Dans le régime des salariés, la baisse atteint 7,2%. Ici, la logique s'inverse : ce sont les femmes qui souffrent davantage (-7,3% contre -7,0% pour les hommes), notamment parce que le bonus-malus pénalise les carrières fragmentées, majoritairement féminines. Le graphique ci-dessous, portant sur le benefit ratio, confirme cette asymétrie : dans le régime des salariés, la pension moyenne des femmes diminue de 6,6% contre 5,8% pour les hommes.
Chez les indépendants, la baisse est plus modérée (-3,2%), mais là encore les femmes sont proportionnellement plus touchées que les hommes en 2070 (-3,8% contre -2,4%).
Le Bureau du Plan utilise deux indicateurs complémentaires qu'il vaut la peine de distinguer. Le taux de remplacement mesure ce que perçoivent les nouveaux retraités par rapport à leur dernier salaire — c'est la photo de l'entrée en retraite. Le benefit ratio mesure le rapport entre la pension moyenne de tous les retraités et le revenu moyen des actifs — c'est le film sur toute la durée de la retraite. Les deux indicateurs racontent la même histoire, avec des effets légèrement plus modérés sur le benefit ratio parce que les mesures s'appliquent progressivement aux nouvelles générations.
La lecture genrée du rapport est l'une de ses contributions les plus importantes, et les plus gênantes. Dans presque tous les régimes, la réforme aggrave l'écart de pension entre hommes et femmes. Le Bureau du Plan le dit explicitement : dans les régimes des salariés et des indépendants, "ces différences contribuent à accroître l'écart de pension entre les femmes et les hommes". Seul le régime des fonctionnaires fait exception, où la baisse frappe légèrement plus fort les hommes.
C'est un paradoxe notable : une réforme présentée comme structurelle et équitable aggrave structurellement une inégalité déjà documentée à 24,5% à l'échelle européenne. Pour les travailleuses à temps partiel, à carrières incomplètes ou aux statuts précaires (profils surreprésentés parmi les femmes) la double peine se profile à l'horizon 2070.

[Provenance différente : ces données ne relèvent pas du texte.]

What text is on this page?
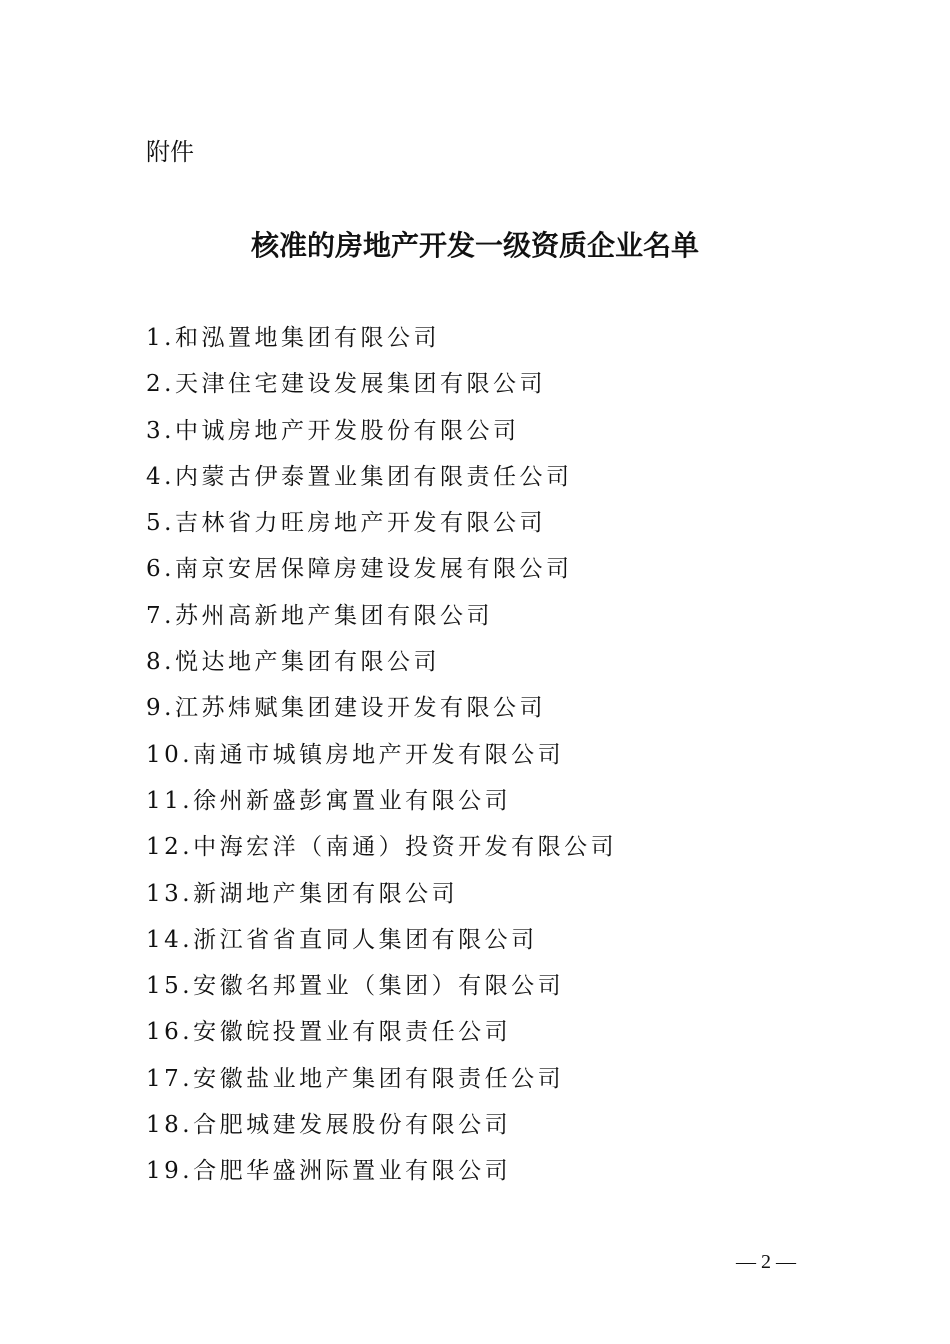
附件
核准的房地产开发一级资质企业名单
1.和泓置地集团有限公司
2.天津住宅建设发展集团有限公司
3.中诚房地产开发股份有限公司
4.内蒙古伊泰置业集团有限责任公司
5.吉林省力旺房地产开发有限公司
6.南京安居保障房建设发展有限公司
7.苏州高新地产集团有限公司
8.悦达地产集团有限公司
9.江苏炜赋集团建设开发有限公司
10.南通市城镇房地产开发有限公司
11.徐州新盛彭寓置业有限公司
12.中海宏洋（南通）投资开发有限公司
13.新湖地产集团有限公司
14.浙江省省直同人集团有限公司
15.安徽名邦置业（集团）有限公司
16.安徽皖投置业有限责任公司
17.安徽盐业地产集团有限责任公司
18.合肥城建发展股份有限公司
19.合肥华盛洲际置业有限公司
— 2 —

En théorie, l’élargissement du deuxième pilier auprès de la population devrait permettre de compenser cette perte de pension moyenne, à condition qu’élargissement il y ait. Les derniers chiffres de la FSMA pointent cependant un constat clair : le second pilier n’est pas encore assez présent chez les salariés et les indépendants. Pire, pour que la baisse de pension moyenne soit absorbée mensuellement par le second pilier, il faudrait que le capital soit transmis sous forme de rente aux affiliés… ce qui ne concerne qu’1% d’entre eux.
L'institution prend soin de rappeler que ses projections à horizon 2070 reposent sur des hypothèses incertaines, notamment concernant les changements de comportement que la réforme pourrait induire. Le report des départs à la retraite, encouragé par le bonus et dissuadé par le malus, augmente légèrement le PIB et atténue partiellement l'impact budgétaire. Les chiffres présentés sont des tendances, pas des certitudes.
Reste que la conclusion de fond est claire : la réforme des pensions du gouvernement De Wever allège durablement la facture pour les finances publiques. Elle l'alourdit, tout aussi durablement, pour les futurs retraités… et davantage encore pour les femmes.